The OSCE findings result from the organization’s first investigations of assembly rights in the United States, and were presented at a meeting of government and civil society representatives from over 50 countries. The United States is a member state of the OSCE, and has committed to guarantee the freedom of peaceful assembly. The OSCE report issued today recommends that U.S. authorities ensure the right to free assembly, including by facilitating protest camps and marches as much as possible, limiting police use of force, promptly investigating police misconduct, and not dispersing assemblies merely for lack of permits.

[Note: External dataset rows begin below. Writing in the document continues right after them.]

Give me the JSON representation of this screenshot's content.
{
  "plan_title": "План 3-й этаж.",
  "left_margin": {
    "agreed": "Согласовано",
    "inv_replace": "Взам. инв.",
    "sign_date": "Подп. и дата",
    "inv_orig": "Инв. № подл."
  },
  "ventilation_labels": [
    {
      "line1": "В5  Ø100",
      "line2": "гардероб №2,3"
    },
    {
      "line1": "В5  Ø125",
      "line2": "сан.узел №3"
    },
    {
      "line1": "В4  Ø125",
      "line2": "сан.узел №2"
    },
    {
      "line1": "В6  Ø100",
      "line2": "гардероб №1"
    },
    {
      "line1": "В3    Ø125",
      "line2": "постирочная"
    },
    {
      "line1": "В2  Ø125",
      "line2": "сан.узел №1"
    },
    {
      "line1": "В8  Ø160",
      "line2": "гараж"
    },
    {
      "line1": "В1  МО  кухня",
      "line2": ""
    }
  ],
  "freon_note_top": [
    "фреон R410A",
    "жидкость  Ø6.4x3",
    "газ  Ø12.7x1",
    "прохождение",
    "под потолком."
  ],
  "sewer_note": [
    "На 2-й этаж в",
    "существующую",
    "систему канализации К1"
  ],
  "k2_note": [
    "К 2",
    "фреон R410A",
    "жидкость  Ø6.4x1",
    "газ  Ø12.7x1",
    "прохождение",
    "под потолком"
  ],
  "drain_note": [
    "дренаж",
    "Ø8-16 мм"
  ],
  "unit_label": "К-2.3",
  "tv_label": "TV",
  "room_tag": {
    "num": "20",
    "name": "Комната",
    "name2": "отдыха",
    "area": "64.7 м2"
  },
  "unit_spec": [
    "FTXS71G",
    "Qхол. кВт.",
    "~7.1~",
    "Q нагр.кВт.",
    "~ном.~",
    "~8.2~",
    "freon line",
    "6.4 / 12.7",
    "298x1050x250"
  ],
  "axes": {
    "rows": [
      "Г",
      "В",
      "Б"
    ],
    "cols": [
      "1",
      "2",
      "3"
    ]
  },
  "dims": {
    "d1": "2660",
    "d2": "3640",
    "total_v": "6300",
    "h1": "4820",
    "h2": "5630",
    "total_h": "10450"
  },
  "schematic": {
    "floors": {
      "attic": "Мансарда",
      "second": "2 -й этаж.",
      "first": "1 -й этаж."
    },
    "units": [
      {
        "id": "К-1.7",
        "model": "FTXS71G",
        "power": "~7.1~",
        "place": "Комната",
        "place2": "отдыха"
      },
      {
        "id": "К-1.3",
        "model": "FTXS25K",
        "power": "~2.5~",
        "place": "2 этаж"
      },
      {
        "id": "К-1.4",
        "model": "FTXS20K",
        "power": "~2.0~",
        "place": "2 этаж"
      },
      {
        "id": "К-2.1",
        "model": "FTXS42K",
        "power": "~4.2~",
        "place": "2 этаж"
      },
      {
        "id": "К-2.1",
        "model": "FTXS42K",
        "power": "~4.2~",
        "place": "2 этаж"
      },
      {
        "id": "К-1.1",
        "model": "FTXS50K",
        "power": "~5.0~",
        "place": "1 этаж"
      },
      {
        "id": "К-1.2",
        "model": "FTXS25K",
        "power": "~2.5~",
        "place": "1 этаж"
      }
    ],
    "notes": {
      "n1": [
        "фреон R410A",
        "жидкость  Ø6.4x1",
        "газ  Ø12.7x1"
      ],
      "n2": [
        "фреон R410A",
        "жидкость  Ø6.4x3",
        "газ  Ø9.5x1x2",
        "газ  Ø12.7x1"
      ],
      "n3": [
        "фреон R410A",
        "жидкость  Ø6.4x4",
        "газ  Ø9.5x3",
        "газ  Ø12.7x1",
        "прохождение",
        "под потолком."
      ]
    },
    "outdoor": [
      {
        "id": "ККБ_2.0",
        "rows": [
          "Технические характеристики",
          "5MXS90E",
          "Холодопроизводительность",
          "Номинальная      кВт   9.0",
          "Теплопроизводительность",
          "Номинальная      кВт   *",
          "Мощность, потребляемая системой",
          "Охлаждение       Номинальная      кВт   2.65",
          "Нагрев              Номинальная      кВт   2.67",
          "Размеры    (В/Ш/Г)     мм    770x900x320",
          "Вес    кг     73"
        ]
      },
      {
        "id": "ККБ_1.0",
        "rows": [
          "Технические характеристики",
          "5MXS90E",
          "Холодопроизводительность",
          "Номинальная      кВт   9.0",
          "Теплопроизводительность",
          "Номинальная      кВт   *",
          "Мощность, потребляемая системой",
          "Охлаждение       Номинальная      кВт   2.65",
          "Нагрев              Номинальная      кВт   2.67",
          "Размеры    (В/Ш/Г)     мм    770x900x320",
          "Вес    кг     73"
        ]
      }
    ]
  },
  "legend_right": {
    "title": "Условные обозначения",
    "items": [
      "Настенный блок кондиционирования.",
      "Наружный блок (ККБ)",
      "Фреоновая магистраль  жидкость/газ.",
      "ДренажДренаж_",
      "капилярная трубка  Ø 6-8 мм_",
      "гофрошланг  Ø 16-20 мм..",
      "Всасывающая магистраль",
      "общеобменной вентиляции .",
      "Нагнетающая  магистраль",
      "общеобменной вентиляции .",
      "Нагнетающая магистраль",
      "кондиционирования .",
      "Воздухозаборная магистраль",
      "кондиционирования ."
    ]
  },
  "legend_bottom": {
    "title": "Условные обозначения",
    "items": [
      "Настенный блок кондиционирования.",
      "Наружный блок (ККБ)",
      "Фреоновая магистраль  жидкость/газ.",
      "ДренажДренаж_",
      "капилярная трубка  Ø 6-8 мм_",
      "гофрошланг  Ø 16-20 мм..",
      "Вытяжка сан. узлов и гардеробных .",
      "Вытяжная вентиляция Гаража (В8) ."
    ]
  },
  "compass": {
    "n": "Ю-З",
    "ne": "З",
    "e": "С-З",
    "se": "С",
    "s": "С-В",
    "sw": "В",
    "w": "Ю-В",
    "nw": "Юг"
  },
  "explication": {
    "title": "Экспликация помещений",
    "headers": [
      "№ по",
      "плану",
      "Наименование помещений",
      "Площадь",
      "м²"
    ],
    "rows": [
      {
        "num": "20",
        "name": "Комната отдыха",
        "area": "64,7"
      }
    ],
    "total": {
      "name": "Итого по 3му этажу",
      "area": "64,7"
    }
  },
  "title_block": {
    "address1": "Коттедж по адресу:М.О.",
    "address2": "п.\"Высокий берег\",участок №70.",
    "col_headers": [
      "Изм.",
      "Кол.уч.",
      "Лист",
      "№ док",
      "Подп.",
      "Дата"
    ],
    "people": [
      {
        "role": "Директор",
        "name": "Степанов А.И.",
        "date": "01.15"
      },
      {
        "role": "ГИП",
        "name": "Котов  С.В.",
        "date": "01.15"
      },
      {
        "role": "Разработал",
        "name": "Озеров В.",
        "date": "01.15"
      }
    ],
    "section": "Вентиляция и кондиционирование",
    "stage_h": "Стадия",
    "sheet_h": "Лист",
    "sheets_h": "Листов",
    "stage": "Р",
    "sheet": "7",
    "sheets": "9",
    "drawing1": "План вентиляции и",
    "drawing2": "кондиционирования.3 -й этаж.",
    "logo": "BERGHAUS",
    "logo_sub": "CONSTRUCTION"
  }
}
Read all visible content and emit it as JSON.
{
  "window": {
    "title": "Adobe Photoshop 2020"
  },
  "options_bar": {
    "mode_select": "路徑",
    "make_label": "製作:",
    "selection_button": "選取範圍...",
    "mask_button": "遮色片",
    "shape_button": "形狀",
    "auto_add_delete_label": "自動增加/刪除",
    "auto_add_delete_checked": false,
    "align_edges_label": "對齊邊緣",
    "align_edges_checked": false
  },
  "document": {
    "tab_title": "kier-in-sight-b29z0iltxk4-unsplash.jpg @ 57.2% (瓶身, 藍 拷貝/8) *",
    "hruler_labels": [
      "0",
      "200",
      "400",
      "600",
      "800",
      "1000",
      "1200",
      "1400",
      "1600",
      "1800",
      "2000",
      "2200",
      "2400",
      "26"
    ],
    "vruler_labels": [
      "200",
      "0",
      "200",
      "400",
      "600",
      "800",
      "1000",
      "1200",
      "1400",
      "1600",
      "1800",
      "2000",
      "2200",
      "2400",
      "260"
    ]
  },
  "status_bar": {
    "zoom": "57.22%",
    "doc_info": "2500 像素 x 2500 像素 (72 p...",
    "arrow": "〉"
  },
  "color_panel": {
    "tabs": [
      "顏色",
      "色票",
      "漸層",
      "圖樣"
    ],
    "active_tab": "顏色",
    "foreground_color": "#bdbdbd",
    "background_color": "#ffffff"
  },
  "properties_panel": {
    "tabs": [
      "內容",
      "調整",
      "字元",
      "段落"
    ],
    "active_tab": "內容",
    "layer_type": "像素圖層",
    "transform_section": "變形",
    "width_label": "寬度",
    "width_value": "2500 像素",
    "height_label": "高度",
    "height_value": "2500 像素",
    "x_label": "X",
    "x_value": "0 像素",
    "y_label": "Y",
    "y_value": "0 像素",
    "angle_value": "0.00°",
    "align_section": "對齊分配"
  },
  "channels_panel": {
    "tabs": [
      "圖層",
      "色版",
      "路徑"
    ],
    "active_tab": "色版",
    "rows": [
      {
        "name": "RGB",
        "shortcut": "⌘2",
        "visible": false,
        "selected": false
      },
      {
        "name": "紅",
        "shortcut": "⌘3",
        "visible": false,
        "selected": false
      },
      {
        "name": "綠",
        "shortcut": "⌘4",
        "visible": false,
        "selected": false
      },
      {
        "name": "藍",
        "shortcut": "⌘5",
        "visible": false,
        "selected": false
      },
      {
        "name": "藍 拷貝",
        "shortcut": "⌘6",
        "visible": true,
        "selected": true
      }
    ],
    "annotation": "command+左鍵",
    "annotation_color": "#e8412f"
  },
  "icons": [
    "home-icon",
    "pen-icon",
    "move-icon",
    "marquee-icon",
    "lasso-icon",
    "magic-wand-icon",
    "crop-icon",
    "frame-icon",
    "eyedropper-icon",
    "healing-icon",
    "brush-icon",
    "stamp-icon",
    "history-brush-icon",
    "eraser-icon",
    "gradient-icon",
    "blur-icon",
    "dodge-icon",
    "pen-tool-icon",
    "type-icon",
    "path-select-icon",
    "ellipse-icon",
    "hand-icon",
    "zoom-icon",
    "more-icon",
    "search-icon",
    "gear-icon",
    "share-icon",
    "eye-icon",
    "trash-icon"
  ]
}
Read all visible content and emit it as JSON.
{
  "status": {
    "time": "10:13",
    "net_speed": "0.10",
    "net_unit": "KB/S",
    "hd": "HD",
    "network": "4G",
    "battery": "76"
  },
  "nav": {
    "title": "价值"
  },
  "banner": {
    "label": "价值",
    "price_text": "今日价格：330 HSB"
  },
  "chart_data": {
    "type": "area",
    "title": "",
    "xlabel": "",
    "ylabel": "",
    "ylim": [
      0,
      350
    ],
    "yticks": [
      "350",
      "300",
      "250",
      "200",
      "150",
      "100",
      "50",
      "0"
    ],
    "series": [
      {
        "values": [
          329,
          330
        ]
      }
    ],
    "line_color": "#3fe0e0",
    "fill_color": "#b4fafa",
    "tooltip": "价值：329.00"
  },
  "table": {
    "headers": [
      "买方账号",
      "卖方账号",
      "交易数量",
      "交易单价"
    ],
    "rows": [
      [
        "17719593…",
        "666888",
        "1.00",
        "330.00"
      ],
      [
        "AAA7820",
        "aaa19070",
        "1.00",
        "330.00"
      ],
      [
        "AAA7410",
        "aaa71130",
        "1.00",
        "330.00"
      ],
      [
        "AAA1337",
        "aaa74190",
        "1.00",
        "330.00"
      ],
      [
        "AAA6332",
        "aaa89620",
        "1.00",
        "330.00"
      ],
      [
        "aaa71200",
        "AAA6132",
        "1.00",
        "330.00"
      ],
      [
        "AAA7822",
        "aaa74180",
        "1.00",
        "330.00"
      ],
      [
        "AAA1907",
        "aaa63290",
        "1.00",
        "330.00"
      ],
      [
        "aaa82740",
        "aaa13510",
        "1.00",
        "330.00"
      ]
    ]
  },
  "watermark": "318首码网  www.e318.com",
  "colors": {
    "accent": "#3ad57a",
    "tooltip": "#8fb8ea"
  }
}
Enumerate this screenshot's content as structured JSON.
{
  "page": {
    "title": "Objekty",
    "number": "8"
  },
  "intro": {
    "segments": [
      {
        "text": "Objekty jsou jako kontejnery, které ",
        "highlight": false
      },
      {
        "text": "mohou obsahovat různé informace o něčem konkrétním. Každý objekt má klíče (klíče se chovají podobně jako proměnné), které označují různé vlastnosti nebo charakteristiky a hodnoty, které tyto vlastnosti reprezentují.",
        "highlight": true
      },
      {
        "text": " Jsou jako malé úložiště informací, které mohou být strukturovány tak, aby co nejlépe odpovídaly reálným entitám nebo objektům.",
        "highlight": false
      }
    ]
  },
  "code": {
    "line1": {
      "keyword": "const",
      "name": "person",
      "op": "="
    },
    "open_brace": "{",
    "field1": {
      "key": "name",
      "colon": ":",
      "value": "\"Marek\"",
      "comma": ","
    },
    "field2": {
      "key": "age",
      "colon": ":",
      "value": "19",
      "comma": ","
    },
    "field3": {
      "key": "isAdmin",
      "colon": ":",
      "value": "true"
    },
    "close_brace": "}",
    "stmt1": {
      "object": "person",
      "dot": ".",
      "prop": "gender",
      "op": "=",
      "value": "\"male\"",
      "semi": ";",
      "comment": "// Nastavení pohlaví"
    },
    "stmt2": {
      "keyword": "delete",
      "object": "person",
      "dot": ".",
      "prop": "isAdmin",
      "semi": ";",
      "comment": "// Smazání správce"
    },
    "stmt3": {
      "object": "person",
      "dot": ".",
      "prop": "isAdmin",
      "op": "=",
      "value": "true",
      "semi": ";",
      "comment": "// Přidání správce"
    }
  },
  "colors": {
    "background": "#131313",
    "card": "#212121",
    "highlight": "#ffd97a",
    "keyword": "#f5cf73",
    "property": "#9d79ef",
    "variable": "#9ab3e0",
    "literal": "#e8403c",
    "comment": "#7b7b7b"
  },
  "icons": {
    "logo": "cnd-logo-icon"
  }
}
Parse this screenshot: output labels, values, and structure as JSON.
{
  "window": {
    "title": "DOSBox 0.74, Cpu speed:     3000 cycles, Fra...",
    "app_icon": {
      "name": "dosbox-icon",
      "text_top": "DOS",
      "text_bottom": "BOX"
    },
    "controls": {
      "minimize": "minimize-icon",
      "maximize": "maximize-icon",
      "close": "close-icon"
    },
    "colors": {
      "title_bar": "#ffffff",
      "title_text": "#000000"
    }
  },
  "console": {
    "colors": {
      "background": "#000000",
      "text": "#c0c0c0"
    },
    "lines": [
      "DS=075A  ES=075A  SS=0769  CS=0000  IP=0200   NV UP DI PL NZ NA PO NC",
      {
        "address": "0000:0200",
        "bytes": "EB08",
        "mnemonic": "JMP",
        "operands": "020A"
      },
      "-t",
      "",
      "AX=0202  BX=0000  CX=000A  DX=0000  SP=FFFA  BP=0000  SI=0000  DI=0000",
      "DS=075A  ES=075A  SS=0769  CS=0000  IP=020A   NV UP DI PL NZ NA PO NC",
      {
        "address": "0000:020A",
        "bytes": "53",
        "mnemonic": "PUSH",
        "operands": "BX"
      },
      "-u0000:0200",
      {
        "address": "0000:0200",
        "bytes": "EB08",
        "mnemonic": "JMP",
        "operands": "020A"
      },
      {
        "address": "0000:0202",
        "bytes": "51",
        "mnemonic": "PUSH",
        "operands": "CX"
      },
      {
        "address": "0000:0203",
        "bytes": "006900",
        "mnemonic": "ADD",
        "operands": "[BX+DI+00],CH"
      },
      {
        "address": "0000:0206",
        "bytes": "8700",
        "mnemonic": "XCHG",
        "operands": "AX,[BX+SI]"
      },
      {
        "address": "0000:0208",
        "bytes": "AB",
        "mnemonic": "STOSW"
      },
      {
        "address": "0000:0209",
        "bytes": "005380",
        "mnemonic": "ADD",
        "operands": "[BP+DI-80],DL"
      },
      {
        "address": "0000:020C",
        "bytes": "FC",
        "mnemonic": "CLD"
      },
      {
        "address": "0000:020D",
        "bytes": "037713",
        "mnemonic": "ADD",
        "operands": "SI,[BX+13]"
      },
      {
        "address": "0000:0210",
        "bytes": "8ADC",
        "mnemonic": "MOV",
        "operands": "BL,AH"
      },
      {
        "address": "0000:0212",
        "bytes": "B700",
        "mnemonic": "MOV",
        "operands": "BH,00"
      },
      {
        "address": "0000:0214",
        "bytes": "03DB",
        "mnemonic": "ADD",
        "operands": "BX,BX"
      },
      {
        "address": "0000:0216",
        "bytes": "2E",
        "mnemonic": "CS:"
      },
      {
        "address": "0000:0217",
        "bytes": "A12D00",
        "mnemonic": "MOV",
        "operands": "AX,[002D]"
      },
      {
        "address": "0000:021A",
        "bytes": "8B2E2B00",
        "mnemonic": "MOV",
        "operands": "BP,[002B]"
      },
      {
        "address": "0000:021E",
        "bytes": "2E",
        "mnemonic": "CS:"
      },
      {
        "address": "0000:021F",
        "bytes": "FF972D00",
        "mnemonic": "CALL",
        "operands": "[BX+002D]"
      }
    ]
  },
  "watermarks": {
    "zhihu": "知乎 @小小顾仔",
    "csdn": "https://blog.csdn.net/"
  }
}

The OSCE’s findings follow extensive U.S. civil society reporting of protest rights violations, including a detailed report by law clinics at NYU and Fordham Law Schools, Suppressing Protest: Human Rights Violations in the U.S. Response to Occupy Wall Street. Professors and students from NYU and Harvard Law School were invited to the OSCE this week to present their findings, and to discuss concerns and reforms with civil society and representatives from governments, the OSCE, and the United Nations. The Clinics, on behalf of U.S. groups, also voiced support for OSCE work monitoring freedom of assembly, and called for continued OSCE work in the United States.
“Attending the OSCE forum gave us an opportunity to hear accounts from people around the world who, like the U.S. Occupy movement, are using public space to voice dissent. These accounts made clear that while peaceful protests are proliferating, so are governments’ tactics of repression,” said Deborah Popowski, Lecturer on Law at Harvard Law School.
“There is no part of the world where suppression of protest is not a problem, and the U.S. is no exception,” said Maina Kiai, the UN Special Rapporteur on the rights to freedom of peaceful assembly and association, who attended the OSCE meetings.
“Fighting for a meaningful right of free assembly is vital because there can be no democracy without this right. There is no choice – we have to succeed if we want to leave the world a better place for those who come after us,” said Kiai.